Conduites de force aux frontières, ou prenant les devants par peur des persécutions, nous n’avons parfois eu d’autre choix que de migrer. Loin de chez nous, nous sommes devenues ces étrangères ne comprenant rien aux langues parlées alentour. Nous avons erré dans des territoires aussi ravagés que nos pays d’origine. Nous avons été maltraitées aux postes de douane, internées, maîtrisées par de nouvelles brigades.

Les régimes semblaient partout les mêmes : totalitaires, et paramilitaires.

Mises en servage par des paysans influents, certaines ont subi une logique de dette appliquée sans vergogne : une fois qu’ils nous avaient fourni le gîte ou un bol de soupe, il nous fallait travailler pour eux, nous esquinter sans rien gagner dans leurs porcheries, leur tailler des pipes.

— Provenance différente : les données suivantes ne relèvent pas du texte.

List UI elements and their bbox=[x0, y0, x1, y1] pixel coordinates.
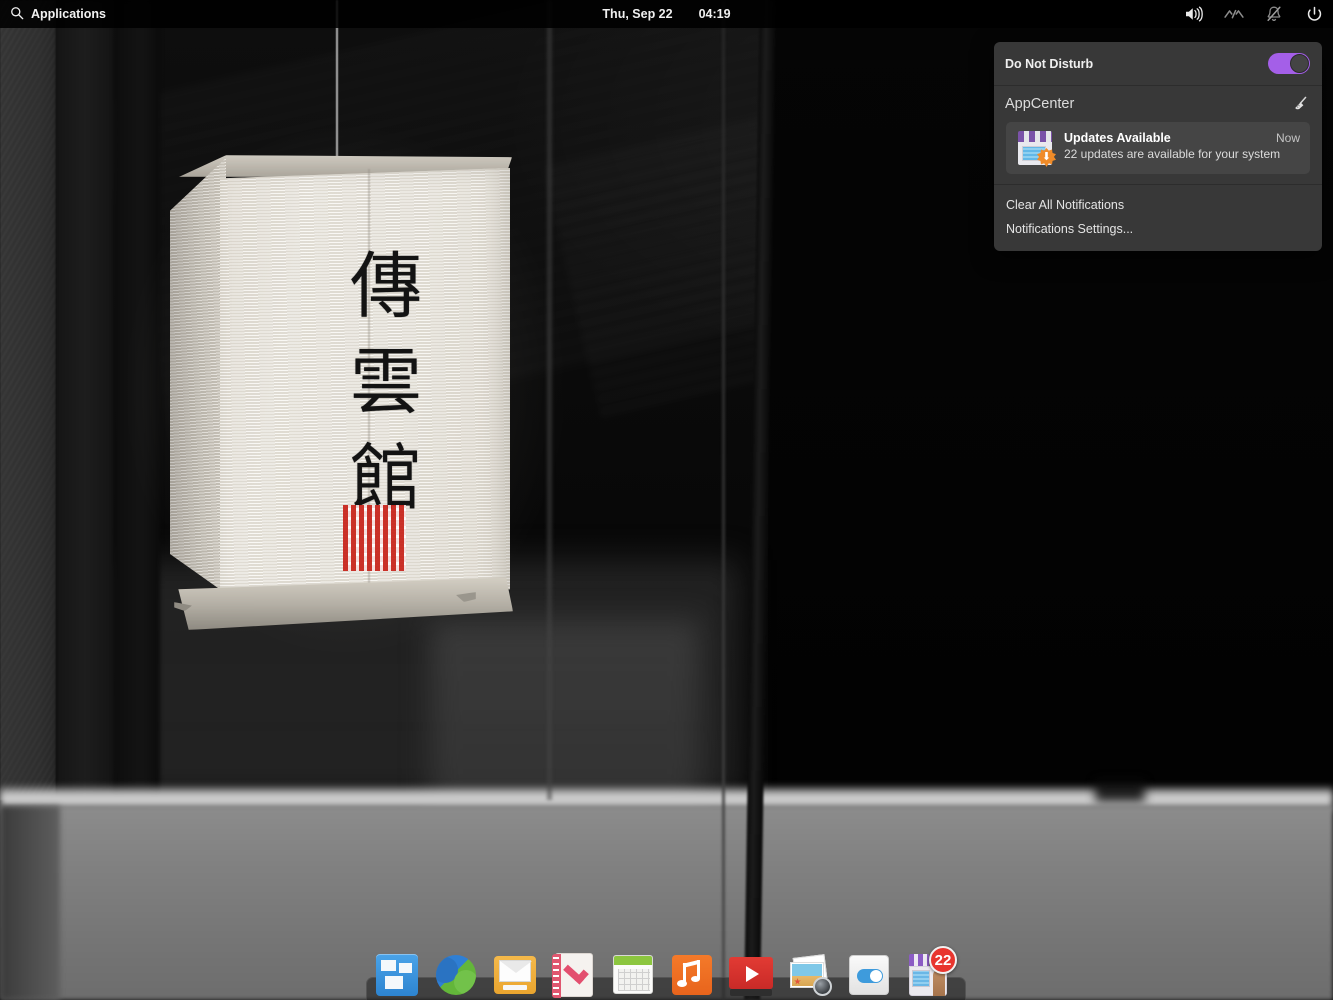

Lorsque nous leur échappions, c’était pour rencontrer ailleurs la guerre et la famine. Espérant trouver quelque refuge, nous étions mal reçues. Les autochtones ne comprenaient pas pourquoi nous ne portions pas de voile. Pourquoi nous n’étions pas maquillées ni ne portions de boucles d’oreilles. Ni d’alliance, alors qu’un homme nous accompagnait, ou au contraire ; pourquoi voyager sans mari quand nous suivaient ces enfants paraissant les nôtres ?

Ces nourrissons que nous allaitions avaient-ils un père ? Et pourquoi continuer à parler nos langues, au lieu de nous adapter ?

Nous avons été très mal vues. Mal considérées. Exclues. Nous avons choqué. On a ri de nous. On nous a fait coucher avec les bêtes, on nous a jeté des pierres. Nous sommes tombées malades. Certaines sont mortes loin de chez elles.

Des hivers succédaient aux automnes. Les arbres se dénudaient, le sol gelait, le carburant manquait partout.

Nous avons allumé des feux. Nous avons grelotté. Nous nous sommes pelotonnées les unes contre les autres ; des enfants sont nés.

Aux hivers succédaient des printemps.